Why does boost::find_first take a non-const reference to its input?

Question

Boost's find_first algorithm is a souped-up equivalent of C's strstr() , but why does the haystack — the search space — get passed in as a non-const reference? The matching range is returned in a separate iterator_range object, so it's not a matter of output-by-reference.

It prevents invocation with a temporary range created by make_iterator_range .

const std::string str("haystack");
const std::string findstr("stack");

boost::sub_range<const std::string> match = boost::algorithm::find_first(
        boost::make_iterator_range(str),
        boost::make_iterator_range(findstr));

Instead, a local variable representing the source range must be created explicitly:

const std::string str("haystack");
const std::string findstr("stack");

boost::sub_range<const std::string> haystack = boost::make_iterator_range(str);

boost::sub_range<const std::string> match = boost::algorithm::find_first(
        haystack,
        boost::make_iterator_range(findstr));

(This applies equally to the other functions in boost/algorithm/string/find.hpp , ie. find , ifind_first , find_last , ifind_last , find_nth , ifind_nth , find_head , find_tail & find_token ).

Answer 1

It's to ensure that the returned range is still valid after the call to find_first .

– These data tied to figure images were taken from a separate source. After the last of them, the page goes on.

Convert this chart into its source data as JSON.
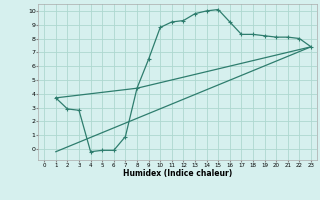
{
  "xlabel": "Humidex (Indice chaleur)",
  "bg_color": "#d6f0ee",
  "line_color": "#2e7d6e",
  "grid_color": "#aed8d0",
  "xlim": [
    -0.5,
    23.5
  ],
  "ylim": [
    -0.8,
    10.5
  ],
  "xticks": [
    0,
    1,
    2,
    3,
    4,
    5,
    6,
    7,
    8,
    9,
    10,
    11,
    12,
    13,
    14,
    15,
    16,
    17,
    18,
    19,
    20,
    21,
    22,
    23
  ],
  "yticks": [
    0,
    1,
    2,
    3,
    4,
    5,
    6,
    7,
    8,
    9,
    10
  ],
  "line1_x": [
    1,
    2,
    3,
    4,
    5,
    6,
    7,
    8,
    9,
    10,
    11,
    12,
    13,
    14,
    15,
    16,
    17,
    18,
    19,
    20,
    21,
    22,
    23
  ],
  "line1_y": [
    3.7,
    2.9,
    2.8,
    -0.2,
    -0.1,
    -0.1,
    0.9,
    4.4,
    6.5,
    8.8,
    9.2,
    9.3,
    9.8,
    10.0,
    10.1,
    9.2,
    8.3,
    8.3,
    8.2,
    8.1,
    8.1,
    8.0,
    7.4
  ],
  "line2_x": [
    1,
    8,
    23
  ],
  "line2_y": [
    3.7,
    4.4,
    7.4
  ],
  "line3_x": [
    1,
    23
  ],
  "line3_y": [
    -0.2,
    7.4
  ]
}
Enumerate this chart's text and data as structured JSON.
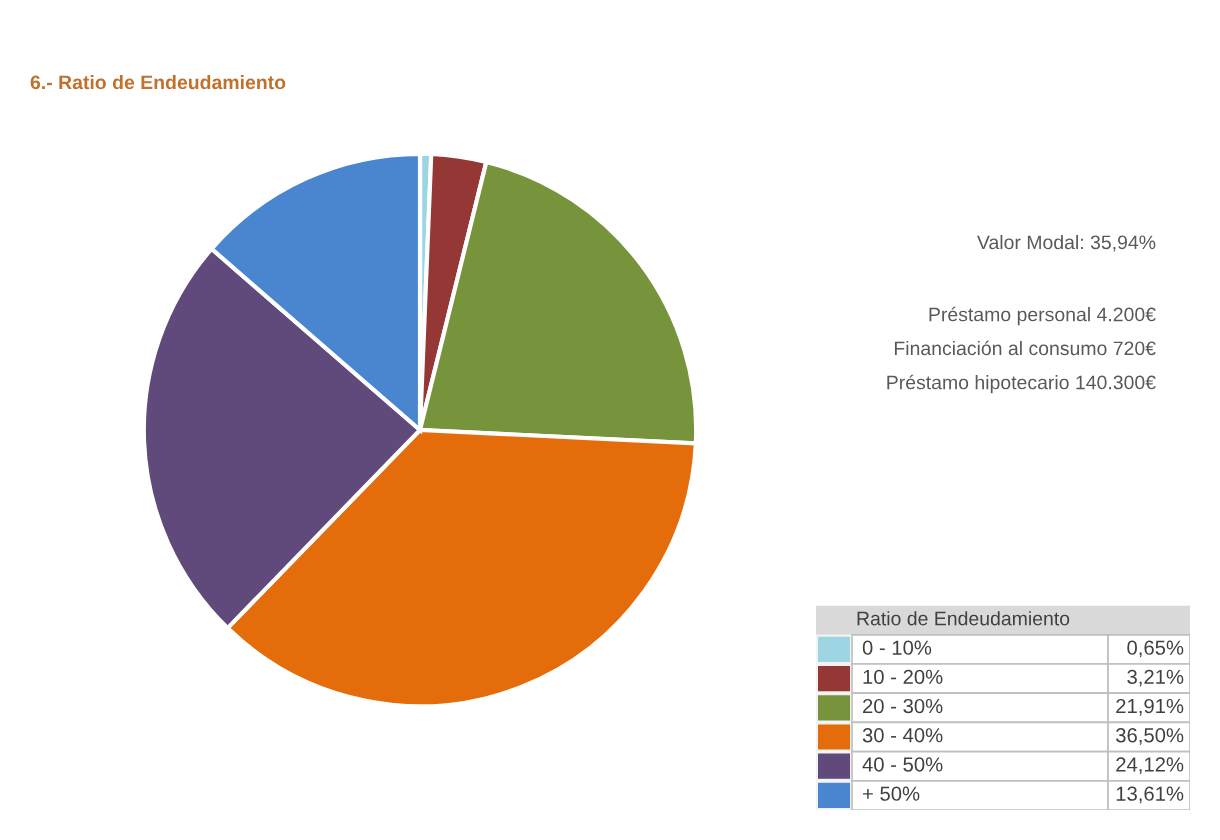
{
  "chart_data": {
    "type": "pie",
    "title": "6.- Ratio de Endeudamiento",
    "categories": [
      "0 - 10%",
      "10 - 20%",
      "20 - 30%",
      "30 - 40%",
      "40 - 50%",
      "+ 50%"
    ],
    "values": [
      0.65,
      3.21,
      21.91,
      36.5,
      24.12,
      13.61
    ],
    "colors": [
      "#9dd5e3",
      "#953735",
      "#77933c",
      "#e46c0a",
      "#604a7b",
      "#4a86cf"
    ],
    "value_labels": [
      "0,65%",
      "3,21%",
      "21,91%",
      "36,50%",
      "24,12%",
      "13,61%"
    ],
    "legend": "bottom right",
    "legend_title": "Ratio de Endeudamiento",
    "annotations": [
      "Valor Modal: 35,94%",
      "Préstamo personal 4.200€",
      "Financiación al consumo 720€",
      "Préstamo hipotecario 140.300€"
    ]
  }
}
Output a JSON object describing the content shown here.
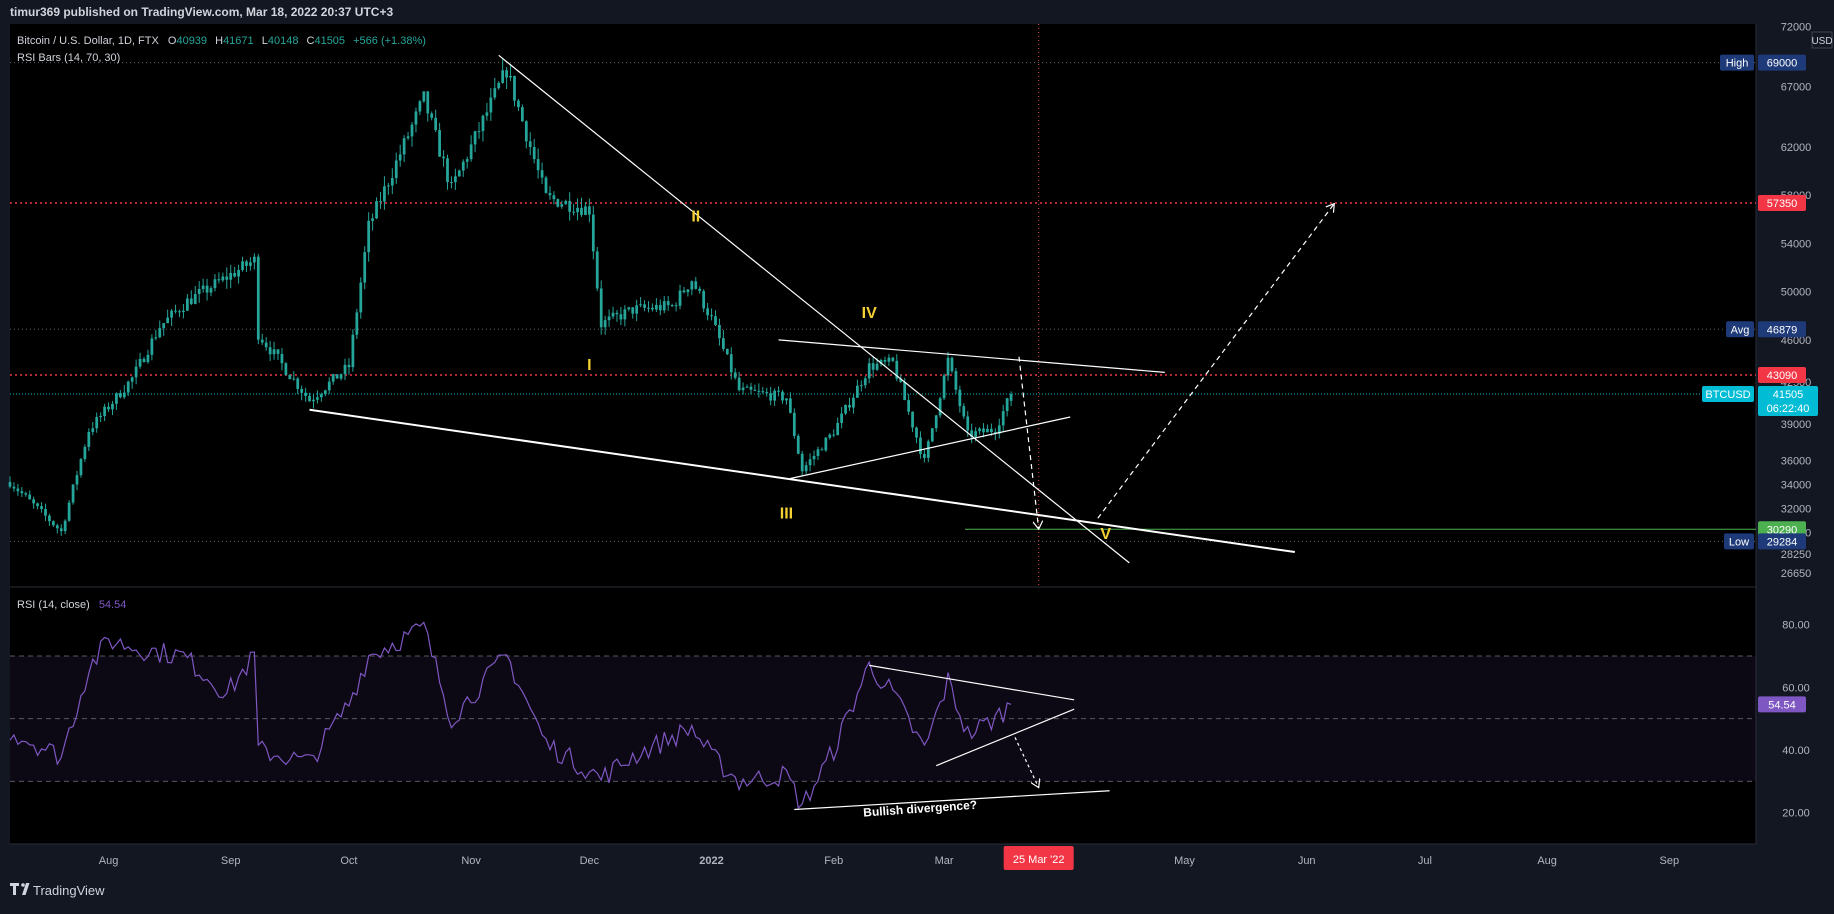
{
  "header": {
    "publisher": "timur369 published on TradingView.com, Mar 18, 2022 20:37 UTC+3"
  },
  "legend": {
    "symbol": "Bitcoin / U.S. Dollar, 1D, FTX",
    "open_label": "O",
    "open": "40939",
    "high_label": "H",
    "high": "41671",
    "low_label": "L",
    "low": "40148",
    "close_label": "C",
    "close": "41505",
    "change": "+566 (+1.38%)",
    "indicator": "RSI Bars (14, 70, 30)"
  },
  "rsi_legend": {
    "label": "RSI (14, close)",
    "value": "54.54"
  },
  "currency": "USD",
  "footer": {
    "brand": "TradingView"
  },
  "colors": {
    "background": "#000000",
    "candle": "#26a69a",
    "resistance": "#f23645",
    "support": "#4caf50",
    "rsi_line": "#7e57c2",
    "wave_label": "#f5d033",
    "last_price": "#00bcd4"
  },
  "chart_data": [
    {
      "type": "candlestick",
      "symbol": "BTCUSD",
      "interval": "1D",
      "price_axis": {
        "range": [
          25500,
          72200
        ],
        "ticks": [
          "72000",
          "67000",
          "62000",
          "58000",
          "54000",
          "50000",
          "46000",
          "42500",
          "39000",
          "36000",
          "34000",
          "32000",
          "30000",
          "28250",
          "26650"
        ],
        "tick_values": [
          72000,
          67000,
          62000,
          58000,
          54000,
          50000,
          46000,
          42500,
          39000,
          36000,
          34000,
          32000,
          30000,
          28250,
          26650
        ]
      },
      "time_axis": {
        "labels": [
          "Aug",
          "Sep",
          "Oct",
          "Nov",
          "Dec",
          "2022",
          "Feb",
          "Mar",
          "May",
          "Jun",
          "Jul",
          "Aug",
          "Sep"
        ],
        "label_dates": [
          "2021-08-01",
          "2021-09-01",
          "2021-10-01",
          "2021-11-01",
          "2021-12-01",
          "2022-01-01",
          "2022-02-01",
          "2022-03-01",
          "2022-05-01",
          "2022-06-01",
          "2022-07-01",
          "2022-08-01",
          "2022-09-01"
        ],
        "range": [
          "2021-07-07",
          "2022-09-23"
        ],
        "crosshair_date": "2022-03-25",
        "crosshair_label": "25 Mar '22"
      },
      "price_waypoints": [
        [
          "2021-07-07",
          34200
        ],
        [
          "2021-07-20",
          30100
        ],
        [
          "2021-07-27",
          38500
        ],
        [
          "2021-08-07",
          42800
        ],
        [
          "2021-08-14",
          47100
        ],
        [
          "2021-08-21",
          49200
        ],
        [
          "2021-09-07",
          52600
        ],
        [
          "2021-09-08",
          46500
        ],
        [
          "2021-09-21",
          41000
        ],
        [
          "2021-10-01",
          43800
        ],
        [
          "2021-10-06",
          55400
        ],
        [
          "2021-10-20",
          66000
        ],
        [
          "2021-10-27",
          58500
        ],
        [
          "2021-11-10",
          68400
        ],
        [
          "2021-11-20",
          57800
        ],
        [
          "2021-12-01",
          56800
        ],
        [
          "2021-12-04",
          47300
        ],
        [
          "2021-12-12",
          48500
        ],
        [
          "2021-12-22",
          48800
        ],
        [
          "2021-12-27",
          51000
        ],
        [
          "2022-01-01",
          47700
        ],
        [
          "2022-01-08",
          41800
        ],
        [
          "2022-01-20",
          41200
        ],
        [
          "2022-01-24",
          35200
        ],
        [
          "2022-02-01",
          38400
        ],
        [
          "2022-02-10",
          43800
        ],
        [
          "2022-02-16",
          44100
        ],
        [
          "2022-02-24",
          35900
        ],
        [
          "2022-03-02",
          44300
        ],
        [
          "2022-03-07",
          38100
        ],
        [
          "2022-03-14",
          38600
        ],
        [
          "2022-03-18",
          41505
        ]
      ],
      "levels": [
        {
          "name": "High",
          "value": 69000,
          "label": "69000"
        },
        {
          "name": "resistance",
          "value": 57350,
          "label": "57350"
        },
        {
          "name": "Avg",
          "value": 46879,
          "label": "46879"
        },
        {
          "name": "resistance",
          "value": 43090,
          "label": "43090"
        },
        {
          "name": "BTCUSD",
          "value": 41505,
          "label": "41505",
          "countdown": "06:22:40"
        },
        {
          "name": "support",
          "value": 30290,
          "label": "30290"
        },
        {
          "name": "Low",
          "value": 29284,
          "label": "29284"
        }
      ],
      "wave_labels": [
        {
          "text": "I",
          "date": "2021-12-01",
          "price": 43500
        },
        {
          "text": "II",
          "date": "2021-12-28",
          "price": 55800
        },
        {
          "text": "III",
          "date": "2022-01-20",
          "price": 31200
        },
        {
          "text": "IV",
          "date": "2022-02-10",
          "price": 47800
        },
        {
          "text": "V",
          "date": "2022-04-11",
          "price": 29500
        }
      ],
      "trendlines": [
        {
          "from": [
            "2021-09-21",
            40200
          ],
          "to": [
            "2022-05-29",
            28400
          ]
        },
        {
          "from": [
            "2021-11-08",
            69600
          ],
          "to": [
            "2022-04-17",
            27500
          ]
        },
        {
          "from": [
            "2022-01-21",
            34500
          ],
          "to": [
            "2022-04-02",
            39600
          ]
        },
        {
          "from": [
            "2022-01-18",
            46000
          ],
          "to": [
            "2022-04-26",
            43300
          ]
        }
      ],
      "projection_arrows": [
        {
          "from": [
            "2022-03-20",
            44600
          ],
          "to": [
            "2022-03-25",
            30300
          ]
        },
        {
          "from": [
            "2022-04-09",
            31200
          ],
          "to": [
            "2022-06-08",
            57300
          ]
        }
      ]
    },
    {
      "type": "line",
      "name": "RSI (14, close)",
      "y_axis": {
        "range": [
          10,
          92
        ],
        "ticks": [
          "80.00",
          "60.00",
          "40.00",
          "20.00"
        ],
        "tick_values": [
          80,
          60,
          40,
          20
        ]
      },
      "bands": {
        "upper": 70,
        "middle": 50,
        "lower": 30
      },
      "last_value": 54.54,
      "waypoints": [
        [
          "2021-07-07",
          46
        ],
        [
          "2021-07-20",
          38
        ],
        [
          "2021-07-27",
          66
        ],
        [
          "2021-08-01",
          75
        ],
        [
          "2021-08-10",
          72
        ],
        [
          "2021-08-20",
          70
        ],
        [
          "2021-08-31",
          58
        ],
        [
          "2021-09-07",
          70
        ],
        [
          "2021-09-08",
          40
        ],
        [
          "2021-09-21",
          36
        ],
        [
          "2021-10-01",
          55
        ],
        [
          "2021-10-06",
          70
        ],
        [
          "2021-10-20",
          79
        ],
        [
          "2021-10-27",
          50
        ],
        [
          "2021-11-10",
          70
        ],
        [
          "2021-11-20",
          42
        ],
        [
          "2021-12-04",
          31
        ],
        [
          "2021-12-12",
          38
        ],
        [
          "2021-12-27",
          47
        ],
        [
          "2022-01-01",
          38
        ],
        [
          "2022-01-08",
          30
        ],
        [
          "2022-01-20",
          32
        ],
        [
          "2022-01-24",
          22
        ],
        [
          "2022-02-01",
          40
        ],
        [
          "2022-02-10",
          67
        ],
        [
          "2022-02-16",
          58
        ],
        [
          "2022-02-24",
          40
        ],
        [
          "2022-03-02",
          62
        ],
        [
          "2022-03-07",
          45
        ],
        [
          "2022-03-14",
          50
        ],
        [
          "2022-03-18",
          54.54
        ]
      ],
      "trendlines": [
        {
          "from": [
            "2022-02-10",
            67
          ],
          "to": [
            "2022-04-03",
            56
          ]
        },
        {
          "from": [
            "2022-02-27",
            35
          ],
          "to": [
            "2022-04-03",
            53
          ]
        },
        {
          "from": [
            "2022-01-22",
            21
          ],
          "to": [
            "2022-04-12",
            27
          ]
        }
      ],
      "projection_arrow": {
        "from": [
          "2022-03-19",
          44
        ],
        "to": [
          "2022-03-25",
          28
        ]
      },
      "annotation": {
        "text": "Bullish divergence?",
        "date": "2022-02-23",
        "value": 20
      }
    }
  ]
}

While the initial case above would be fine, the following would result in a match that points to a destroyed temporary string:

boost::sub_range<const std::string> match = boost::algorithm::find_first(
        boost::make_iterator_range(std::string("haystack"),
        boost::make_iterator_range(std::string("stack"));

The requirement that the haystack be non-const prevents it binding to a temporary object (rvalue) which is destroyed upon find_first 's return and invalidates the match 's iterators.